Hazret-i Âdemʼin (a.s.) tevbesi bu günde kabul edilmiştir. Demek ki bugün tevbe-istiğfar günüdür.

Hazret-i Nûhʼun (a.s.) tufandan kurtulup, gemisinin selâmete erdiği gündür. Demek ki bugün Nûhʼun (a.s.) 950 sene süren çilelerle dolu tebliğ hayatındaki sabır ve sebâtını tefekkür günüdür.

Hazret-i İbrahimʼin (a.s.) Nemrut’un ateşine atılıp Cenâb-ı Hakk’ın lûtfuyla kurtarıldığı gündür. Demek ki bugün Hakkʼa dostluk yolunda karşılaştığımız ilâhî imtihanlardaki hâlimizi muhâsebe etme günüdür.

Hazret-i Mûsâʼnın (a.s.) Firavun’un zulmünden kurtulduğu gündür. Demek ki bugün, büyük saâdetlerin, büyük çilelerin ardında olduğunu idrâk etme günüdür.
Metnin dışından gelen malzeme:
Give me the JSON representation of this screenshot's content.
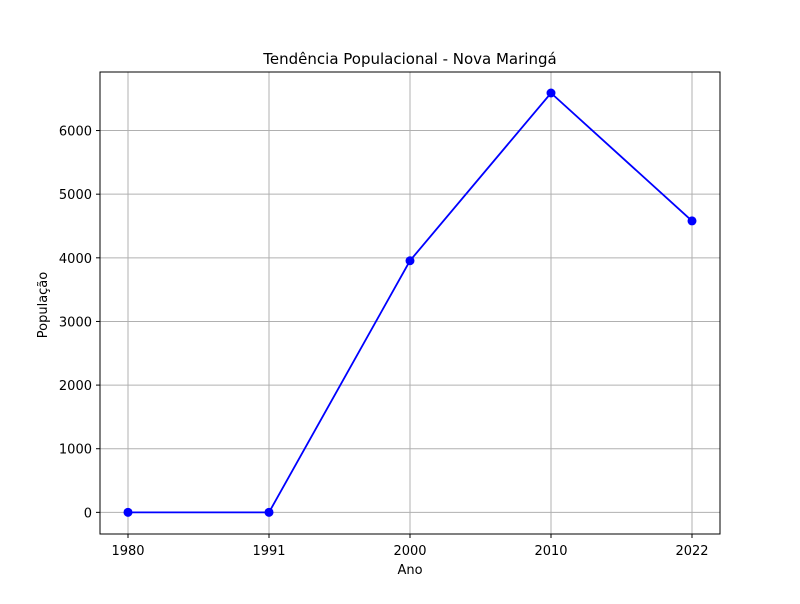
{
  "chart_data": {
    "type": "line",
    "title": "Tendência Populacional - Nova Maringá",
    "xlabel": "Ano",
    "ylabel": "População",
    "categories": [
      "1980",
      "1991",
      "2000",
      "2010",
      "2022"
    ],
    "series": [
      {
        "values": [
          0,
          0,
          3954,
          6590,
          4580
        ],
        "color": "#0000ff",
        "marker": "circle"
      }
    ],
    "ylim": [
      -340,
      6920
    ],
    "yticks": [
      0,
      1000,
      2000,
      3000,
      4000,
      5000,
      6000
    ],
    "grid": true
  }
}
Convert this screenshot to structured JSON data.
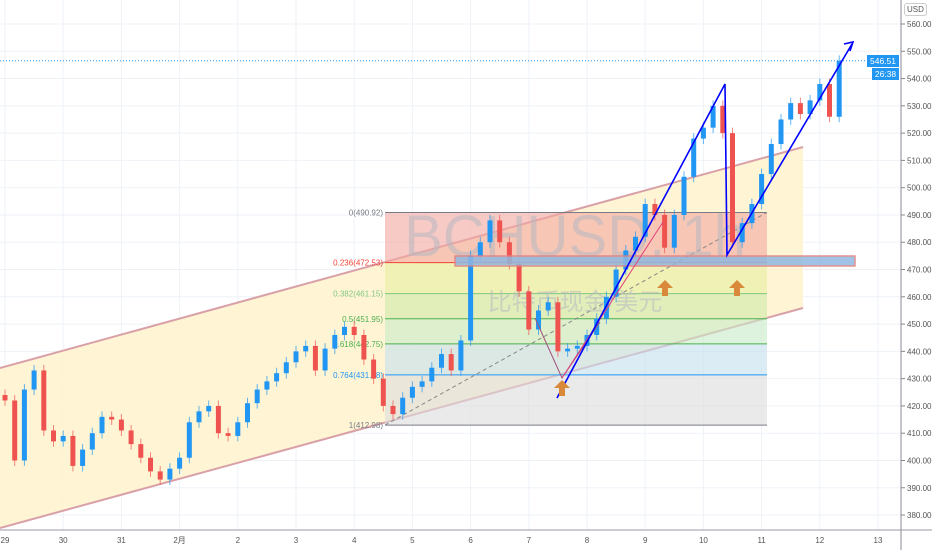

Hazret-i Eyüpʼün (a.s.) hastalık ve iptilâlardan kurtulduğu gündür. Demek ki bugün, ilâhî imtihanlar karşısındaki sabır, rızâ ve şükür hâlimizi gözden geçirme günüdür.

AŞURE GÜNÜNÜN FAZİLETİ

Aşûre günü, duâlara icâbet edilen, fazîleti âlî olan mübarek bir gündür. Bugünün fazîletine ve bugünde yapılan duâların geri çevrilmediğine dâir “er-Ravzu’l-Fâık” adlı eserde şöyle bir kıssa anlatılmaktadır:

Bir vakit Basra’da servet sahibi bir adam vardı. Her senenin Aşûre gününde müslüman kardeşlerini evine toplar, sabaha kadar Kur’ân okuyup okutarak geceyi ihyâ ederler; nerede fakir, garip ve kimsesiz varsa buldurur, hepsine sadakalar verir, dul ve yetimlere ikramda bulunur, elinden gelen hayrı fazlasıyla yapardı. Evinin bitişiğinde bir komşusu bulunuyordu ve komşusunun hem anası, hem de kızı senelerden beri yürüyemez vaziyette idiler. Kız, babasına sordu:

“-Babacığım bugün nedir? Komşumuz herkesi evine toplayıp bu geceyi Kur’ân ve zikirle ihyâ ediyor?” Babası:

“-Yavrucuğum, bugün Aşûre günüdür, Allah katında bugünün hürmeti büyüktür, ayrıca çok da fazîletleri vardır.” dedi.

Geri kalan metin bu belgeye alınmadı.